On the evening of the 22 September 2009, two years after I walked the
entire length of the Great Transect, I sat for a while in a bar in Pescadero
with my neighbour, the writer, journalist and author, Thomas McCarthy. The
bar was packed, and the crowd was excited and eager, but not at all drunk. In
the corner furthest away from us was a large group of college students, mostly
under 30, playing pool. Across the room from us was another bar. I asked
McCarthy where he was sitting. He told me that he was working on a novel; he
had been trying to write for two years, and this was his first opportunity to
write publicly. I assumed he was sitting in the same corner. I didn’t really
know him or have any idea who he was, and I asked this question because
“writers”, I thought, could be people who write books, or people who had
written books.

I was wrong: he was a writer, but he was also a journalist, and the
writer is not an alien species one can find in the bar, and therefore the
writer is not the writer, and therefore the question is not meaningful.

The bar was packed, and the crowd was excited and eager, but
not at all drunk. In the corner furthest away from us was a large group of
college students, mostly under 30, playing pool.

The author, a man called Thomas McCarthy, was sitting across the
room from me. I sat down in a chair at a table near where he was sitting. We
talked about different topics until it was late in the night, and the bar got
too loud for conversation; the crowd began to drink whiskey and wine; one
young man, a regular, began to hit on the author, and a female friend of mine,
a writer called Julia, came over to talk to both of us. The author
explained that he was writing a book, and they had asked him where he was
staying during my “Transect”.

“I was working on the Great Transect,” he said. He told me that he
was not sure he was going to write a book, and that he would write about
his experience.

“That’s all?” I asked.

“I’m not sure,” he said. “It might be a trilogy.”

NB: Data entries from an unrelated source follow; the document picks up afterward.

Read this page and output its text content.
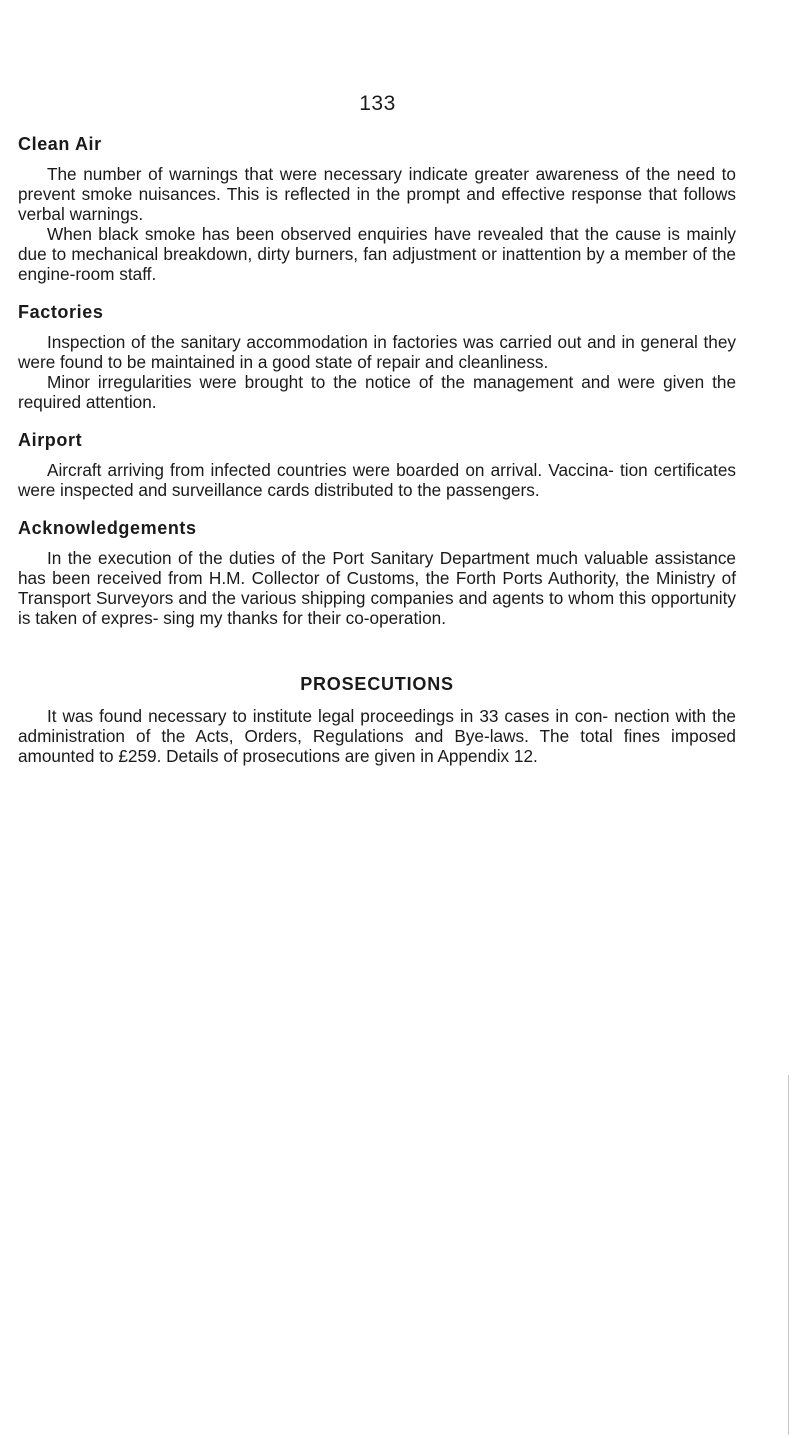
133
Clean Air

The number of warnings that were necessary indicate greater awareness of the need to prevent smoke nuisances. This is reflected in the prompt and effective response that follows verbal warnings.

When black smoke has been observed enquiries have revealed that the cause is mainly due to mechanical breakdown, dirty burners, fan adjustment or inattention by a member of the engine-room staff.

Factories

Inspection of the sanitary accommodation in factories was carried out and in general they were found to be maintained in a good state of repair and cleanliness.

Minor irregularities were brought to the notice of the management and were given the required attention.

Airport

Aircraft arriving from infected countries were boarded on arrival. Vaccina- tion certificates were inspected and surveillance cards distributed to the passengers.

Acknowledgements

In the execution of the duties of the Port Sanitary Department much valuable assistance has been received from H.M. Collector of Customs, the Forth Ports Authority, the Ministry of Transport Surveyors and the various shipping companies and agents to whom this opportunity is taken of expres- sing my thanks for their co-operation.

PROSECUTIONS

It was found necessary to institute legal proceedings in 33 cases in con- nection with the administration of the Acts, Orders, Regulations and Bye-laws. The total fines imposed amounted to £259. Details of prosecutions are given in Appendix 12.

The author would eventually write a book called Last Chance, with
a female co-author, about his experience in the Great Transect.

We left the bar in a taxi and sat on the curb. The author told
me that he had been working on the Great Transect for a year, and that he had
walked the entire distance. I asked him why he hadn’t done this before. He
said he hadn’t thought about it. He told me that he was just there, that he
had wanted to do it for a year, and then he would decide how he wanted to do
it. He wasn’t planning to write a book about it. He told me he had not even
started writing the book yet.

I told him that I was planning to write my Great Transect; I just
didn’t know how I was going to do it. He told me not to worry, that the
experience would be with him all the time, that he would write whatever he
wanted. I told him that I wasn’t writing a Great Transect book but just
writing about the Great Transect, and I wanted to write a book where I
contributed everything I could.

A month and a half later, it was late afternoon on the first day of
the 2012 spring equinox, the first day of Earth’s new season. The ground
was still frozen and my shoes were still wet from walking the Great Transect,
but I had a clear view of the sun’s face and the blue sky above the peaks of
the Sierra Nevada mountains. I stood at the crest of the Sierra’s
mountains looking down a valley that runs north to south for over five miles.
The valley dropped into a flat sea of snow-covered pines, and for a while a
cold wind was blowing and snow was coming down in drifts. To my right was
the beginning of the Sierra Nevada Mountains (south-south-east) and to my
north, the west. It looked like a green velvet sea, but the snow was covering
the tops of the pines, creating a kind of glassiness that caused them to look
like greenish-grey skeletons.

As the day went on, the wind picked up. The sun began to shine
through the snow-covered branches of the trees, and the sky grew lighter.
By late afternoon, the snow fell down in heavy drifts, and I walked a bit
further along the valley to the east, out of the path of the wind.

As I walked along, I heard the sound of raindrops on the snow, and
this brought to mind the spring of 1984, when I walked a part of the Great
Transect, and heard raindrops on the snow at the same time, two years after I
walked the entire length of the Great Transect. I knew then that the two
events were connected to each other, because I was walking on the same day
that I heard and then saw a raindrop on the ground. I also knew that a raindrop
on the ground was a raindrop on a person’s back when I walked along the
valley’s floor, and that people walking along the valley floor are now
walking on wet asphalt in New York City.